We have all seen our dog whimpering, crying and running in their sleep and we have asked ourselves, do dogs dream?
There is lots of research that tell us that all types of animals dream – cats, dogs, rats and so on.
There also have been other dream studies performed on other mammals to understand if it is all mammals or just dogs that dream.
‘We have reason to suspect that most mammals dream. Cats dream, horses dream, but the nature of their dreams and cycles depend on the species.” says Dr. Stanley Coren, a professor emeritus of psychology at the University of British Columbia and the author of ‘Do Dogs Dream? Nearly Everything Your Dog Wants You to Know’
So researchers have confirmed that it is actually a fact that dogs do dream.
Dogs spend a large amount of time resting and sleeping, and much like humans, they move through the different stages of sleep, wakefulness, Rapid Eye Movement (REM) and Non-Rapid Eye Movement Sleep.
During these periods of REM and Non-REM sleep dogs are likely to dream, just like we do. Their dreams, however, will be different during the two different stages of sleep. Dreams that we have during the period of REM sleep are often more memorable and vivid, and it is thought that dogs experience this too.
How Much Time Do Dogs Spend Sleeping?
It may feel to you that your dog is always sleeping, in fact, we covered this recently in another article where we talked about how much dogs should be sleeping.
In 1977, a study was carried out where they recorded the electrical activity of the brains of six pointer dogs for 24 hours. They found that “the dogs spent 44 percent of their time alert, 21 percent drowsy and 12 percent in REM sleep. They also spent 23 percent of their time in the deepest stage of non-REM sleep, called slow-wave sleep”.
So from this, we can see that at least 21 % of a dogs day when you probably think they are sleeping, they are actually just drowsy. So maybe they are just resting their eyes rather than actually sleeping.
Why Do Dogs Twitch When They Dream?
You may have noticed that when your dog starts to take a nap, about 20 minutes in they will enter the REM state of sleep. This is the stage at which they will start twitching when they dream, almost like they are acting out their dream.
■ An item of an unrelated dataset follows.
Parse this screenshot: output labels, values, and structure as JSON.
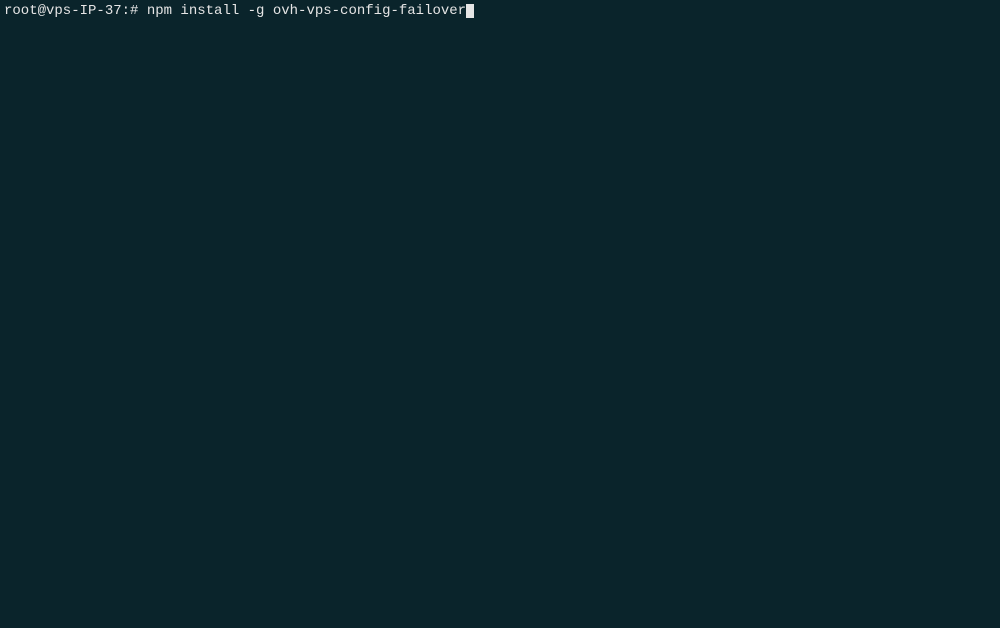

So it may appear that they are running, chasing or playing in their sleep.
There is nothing to worry about if your dog does this, it’s normal. REM is something that we experience in our dreams, although it’s unlikely we will act out running during our sleep!
It is thought that smaller dogs have more frequent, and shorter, dreams than larger dogs. Whereas puppies will have a lot more dreams as they are experiencing new things all the time, and they spend a lot more time sleeping.
What Do Dogs Dream About?
Much like we replay what’s happened during the day or what’s going on in our lives, it is thought that dogs do the same.
In other words, they dream about dog things! They dream about that new bone they got and buried in the garden, they dream about having fun in the park earlier that day and they dream about the dinner they just ate. All things that made them happy during the day.
Do Dogs Have Nightmares?
It is likely that if dogs dream in a similar way to us that they will also experience nightmares as well. It’s unlikely that their nightmares are based on anything other than what they have experienced already in their life.
Whereas we dream about things based on everyday life, like movies we have watched, stories we read in the paper and things that people tell us, dogs do not have those everyday experiences.
So it’s more like that they will relive things that happened to them, for example if they got shouted at, told off, left outside and so on. If a dog has experienced a hard start in life it could be that they suffer more nightmares. However, as with humans, we all react differently to our experiences so this shouldn’t be assumed.
Should You Wake Your Dog Up When They Are Dreaming?
The short answer to this is no. Your dog should be allowed to have uninterrupted sleep and so it is better to leave them rather than wake them abruptly and startle them.
A startled dog may become defensive, thinking that there is something happening that he needs to protect himself from. So if you are going to wake your dog then do it with a loving and gentle tone of voice. Then once they are awake it’s time for some cuddles and love.